Absence de présomption générale de justification des différences de traitement opérées par voie d’accord collectif

Absence de présomption générale de justification des différences de traitement opérées par voie d’accord collectif

Par son arrêt en date du 3 avril 2019 (Pourvoi 17-11.970), la chambre sociale de la Cour de cassation s’est prononcée sur le moyen tendant à la reconnaissance d’une présomption générale de justification des différences de traitement opérées par voie d’accord collectif.

Les accords collectifs sont soumis au principe d’égalité de traitement.

Le principe d’égalité de traitement constitue un principe général du droit de l’Union Européenne, désormais consacré aux articles 20 et 21 de la Charte des droits fondamentaux de l’Union européenne, qui exige que des situations comparables ne soient pas traitées de manière différente et que des situations différentes ne soient pas traitées de manière égale, à moins qu’un tel traitement ne soit objectivement justifié. Une différence de traitement est justifiée dès lors qu’elle est fondée sur un critère objectif et raisonnable, c’est-à-dire lorsqu’elle est en rapport avec un but légalement admissible poursuivi par la réglementation en cause, et que cette différence est proportionnée au but poursuivi par le traitement concerné (CJUE, arrêt du 9 mars 2017, Milkova, C-406/15, point 55).

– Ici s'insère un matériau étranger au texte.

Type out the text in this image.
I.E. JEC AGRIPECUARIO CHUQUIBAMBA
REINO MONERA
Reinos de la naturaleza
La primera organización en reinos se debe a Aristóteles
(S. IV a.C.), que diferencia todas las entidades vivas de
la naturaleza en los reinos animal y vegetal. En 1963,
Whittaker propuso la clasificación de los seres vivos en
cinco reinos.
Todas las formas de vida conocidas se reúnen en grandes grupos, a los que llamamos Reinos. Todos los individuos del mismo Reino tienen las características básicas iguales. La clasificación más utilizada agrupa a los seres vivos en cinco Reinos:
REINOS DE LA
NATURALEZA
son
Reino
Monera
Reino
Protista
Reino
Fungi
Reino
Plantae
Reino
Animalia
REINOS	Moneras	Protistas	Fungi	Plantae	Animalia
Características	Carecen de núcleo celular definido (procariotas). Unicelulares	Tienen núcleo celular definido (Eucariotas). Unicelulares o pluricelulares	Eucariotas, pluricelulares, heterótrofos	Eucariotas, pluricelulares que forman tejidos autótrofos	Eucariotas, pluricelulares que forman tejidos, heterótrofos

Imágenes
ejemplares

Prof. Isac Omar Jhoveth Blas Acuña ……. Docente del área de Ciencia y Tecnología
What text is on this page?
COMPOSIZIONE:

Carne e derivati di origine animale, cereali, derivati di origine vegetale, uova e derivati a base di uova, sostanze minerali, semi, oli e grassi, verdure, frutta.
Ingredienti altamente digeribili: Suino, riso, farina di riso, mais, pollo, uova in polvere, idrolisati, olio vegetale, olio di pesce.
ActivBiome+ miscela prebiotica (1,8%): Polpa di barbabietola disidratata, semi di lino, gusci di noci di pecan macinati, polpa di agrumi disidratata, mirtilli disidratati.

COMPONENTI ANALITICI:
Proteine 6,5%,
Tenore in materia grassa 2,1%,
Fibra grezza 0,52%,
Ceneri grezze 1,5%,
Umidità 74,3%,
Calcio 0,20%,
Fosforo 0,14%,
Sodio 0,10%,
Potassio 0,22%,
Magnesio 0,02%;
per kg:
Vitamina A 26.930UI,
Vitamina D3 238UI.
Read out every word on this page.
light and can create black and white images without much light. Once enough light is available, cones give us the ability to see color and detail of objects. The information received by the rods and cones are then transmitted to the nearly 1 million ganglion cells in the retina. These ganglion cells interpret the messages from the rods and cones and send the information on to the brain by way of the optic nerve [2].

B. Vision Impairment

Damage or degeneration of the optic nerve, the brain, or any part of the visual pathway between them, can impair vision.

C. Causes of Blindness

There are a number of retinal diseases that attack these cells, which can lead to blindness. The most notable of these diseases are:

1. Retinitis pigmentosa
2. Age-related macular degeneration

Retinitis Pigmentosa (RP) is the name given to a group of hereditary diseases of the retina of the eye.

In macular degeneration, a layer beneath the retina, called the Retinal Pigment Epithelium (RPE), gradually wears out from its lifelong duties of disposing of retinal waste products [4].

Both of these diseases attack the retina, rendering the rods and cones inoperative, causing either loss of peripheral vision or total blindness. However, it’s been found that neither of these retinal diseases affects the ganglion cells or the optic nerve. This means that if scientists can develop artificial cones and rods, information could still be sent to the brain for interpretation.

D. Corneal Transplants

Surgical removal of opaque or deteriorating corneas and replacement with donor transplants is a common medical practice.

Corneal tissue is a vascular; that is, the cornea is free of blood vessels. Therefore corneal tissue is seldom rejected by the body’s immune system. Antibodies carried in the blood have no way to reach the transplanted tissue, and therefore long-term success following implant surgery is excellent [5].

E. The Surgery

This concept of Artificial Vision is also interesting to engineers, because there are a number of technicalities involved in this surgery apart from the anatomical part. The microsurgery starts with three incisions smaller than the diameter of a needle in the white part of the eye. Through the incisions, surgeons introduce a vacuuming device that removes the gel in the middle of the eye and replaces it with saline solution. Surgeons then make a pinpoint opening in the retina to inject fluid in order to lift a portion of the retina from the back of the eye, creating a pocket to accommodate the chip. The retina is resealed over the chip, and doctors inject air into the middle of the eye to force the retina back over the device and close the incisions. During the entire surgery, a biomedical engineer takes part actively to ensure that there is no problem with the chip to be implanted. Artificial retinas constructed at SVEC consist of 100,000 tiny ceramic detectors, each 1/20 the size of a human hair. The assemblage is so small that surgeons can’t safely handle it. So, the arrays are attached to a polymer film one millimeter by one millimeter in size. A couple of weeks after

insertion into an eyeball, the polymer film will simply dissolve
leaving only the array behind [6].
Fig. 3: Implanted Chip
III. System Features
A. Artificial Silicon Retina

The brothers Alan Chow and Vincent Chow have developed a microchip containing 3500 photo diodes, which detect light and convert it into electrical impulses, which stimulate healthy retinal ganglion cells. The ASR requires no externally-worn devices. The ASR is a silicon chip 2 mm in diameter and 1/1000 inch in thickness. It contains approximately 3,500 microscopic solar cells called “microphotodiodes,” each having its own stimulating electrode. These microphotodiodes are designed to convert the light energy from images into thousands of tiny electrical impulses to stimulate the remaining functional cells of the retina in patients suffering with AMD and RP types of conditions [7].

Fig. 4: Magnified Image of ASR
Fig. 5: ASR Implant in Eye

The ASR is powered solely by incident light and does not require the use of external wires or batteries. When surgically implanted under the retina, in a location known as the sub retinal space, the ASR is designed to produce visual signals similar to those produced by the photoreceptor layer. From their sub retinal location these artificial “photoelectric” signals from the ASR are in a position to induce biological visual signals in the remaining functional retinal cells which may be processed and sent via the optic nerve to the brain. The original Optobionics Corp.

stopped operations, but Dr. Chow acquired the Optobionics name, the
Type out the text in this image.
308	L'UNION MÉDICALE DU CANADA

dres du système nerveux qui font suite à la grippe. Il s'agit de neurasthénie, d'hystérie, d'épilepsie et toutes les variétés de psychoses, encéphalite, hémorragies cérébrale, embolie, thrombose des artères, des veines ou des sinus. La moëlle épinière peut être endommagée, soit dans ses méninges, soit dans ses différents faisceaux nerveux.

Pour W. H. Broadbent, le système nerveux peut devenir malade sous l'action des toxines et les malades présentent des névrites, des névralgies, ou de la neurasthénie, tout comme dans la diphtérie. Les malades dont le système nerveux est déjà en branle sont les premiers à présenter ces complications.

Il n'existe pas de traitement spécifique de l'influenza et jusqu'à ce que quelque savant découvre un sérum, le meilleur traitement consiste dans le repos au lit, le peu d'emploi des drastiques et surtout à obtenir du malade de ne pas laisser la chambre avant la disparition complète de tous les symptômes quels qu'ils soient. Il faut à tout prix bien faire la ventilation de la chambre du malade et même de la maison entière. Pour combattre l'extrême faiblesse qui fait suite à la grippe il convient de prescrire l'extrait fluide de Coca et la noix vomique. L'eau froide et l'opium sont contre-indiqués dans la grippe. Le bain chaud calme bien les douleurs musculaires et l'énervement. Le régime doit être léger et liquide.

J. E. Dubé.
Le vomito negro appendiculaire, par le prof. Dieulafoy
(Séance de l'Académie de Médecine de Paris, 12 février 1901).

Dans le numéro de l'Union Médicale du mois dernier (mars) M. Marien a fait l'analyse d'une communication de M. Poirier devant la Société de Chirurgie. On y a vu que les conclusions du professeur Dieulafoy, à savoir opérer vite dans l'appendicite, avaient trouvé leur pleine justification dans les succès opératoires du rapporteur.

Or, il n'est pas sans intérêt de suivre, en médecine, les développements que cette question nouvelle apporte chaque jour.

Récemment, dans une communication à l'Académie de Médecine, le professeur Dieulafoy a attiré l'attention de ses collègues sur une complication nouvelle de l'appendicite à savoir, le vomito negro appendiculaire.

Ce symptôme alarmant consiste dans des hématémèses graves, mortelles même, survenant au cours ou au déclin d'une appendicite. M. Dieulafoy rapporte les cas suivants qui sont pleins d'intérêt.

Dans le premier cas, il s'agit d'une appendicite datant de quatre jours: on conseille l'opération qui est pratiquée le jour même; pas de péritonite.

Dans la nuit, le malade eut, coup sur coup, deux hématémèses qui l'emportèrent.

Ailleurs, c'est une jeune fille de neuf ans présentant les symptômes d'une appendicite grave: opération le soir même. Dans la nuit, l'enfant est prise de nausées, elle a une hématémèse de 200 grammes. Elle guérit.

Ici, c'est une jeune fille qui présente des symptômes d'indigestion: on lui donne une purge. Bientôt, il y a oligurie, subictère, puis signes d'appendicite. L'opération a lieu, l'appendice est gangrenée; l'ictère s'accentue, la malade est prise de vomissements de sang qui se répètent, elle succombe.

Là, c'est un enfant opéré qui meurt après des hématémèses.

En application de ces principes, en Droit français, les différences de traitement que les accords collectifs instaurent entre les salariés placés dans une situation identique au regard de l’avantage considéré doivent reposer sur des raisons objectives dont le juge doit contrôler la réalité et la pertinence (Soc., 1 juillet 2009, pourvoi n° 07-42.675, Bull. 2009, V, n° 168).

Dans la mesure où elles sont opérées par voie de conventions ou d’accords collectifs, négociés et signés par des organisations syndicales représentatives, investies de la défense des droits et intérêts des salariés et à l’habilitation desquelles ces derniers participent directement par leur vote, la Cour de Cassation a été conduite à reconnaître que les différences de traitement entre catégories professionnelles sont présumées justifiées.

Il appartient donc à celui qui conteste ces différences de traitement de démontrer qu’elles sont étrangères à toute considération de nature professionnelle (Soc., 27 janvier 2015, pourvoi n° 13-14.773, 13-14.908, Bull. 2015, V, n° 8, Soc., 27 janvier 2015, pourvoi n° 13-22.179, Bull. 2015, V, n° 9 et Soc., 27 janvier 2015, pourvoi n° 13-25.437, Bull. 2015, V, n° 10).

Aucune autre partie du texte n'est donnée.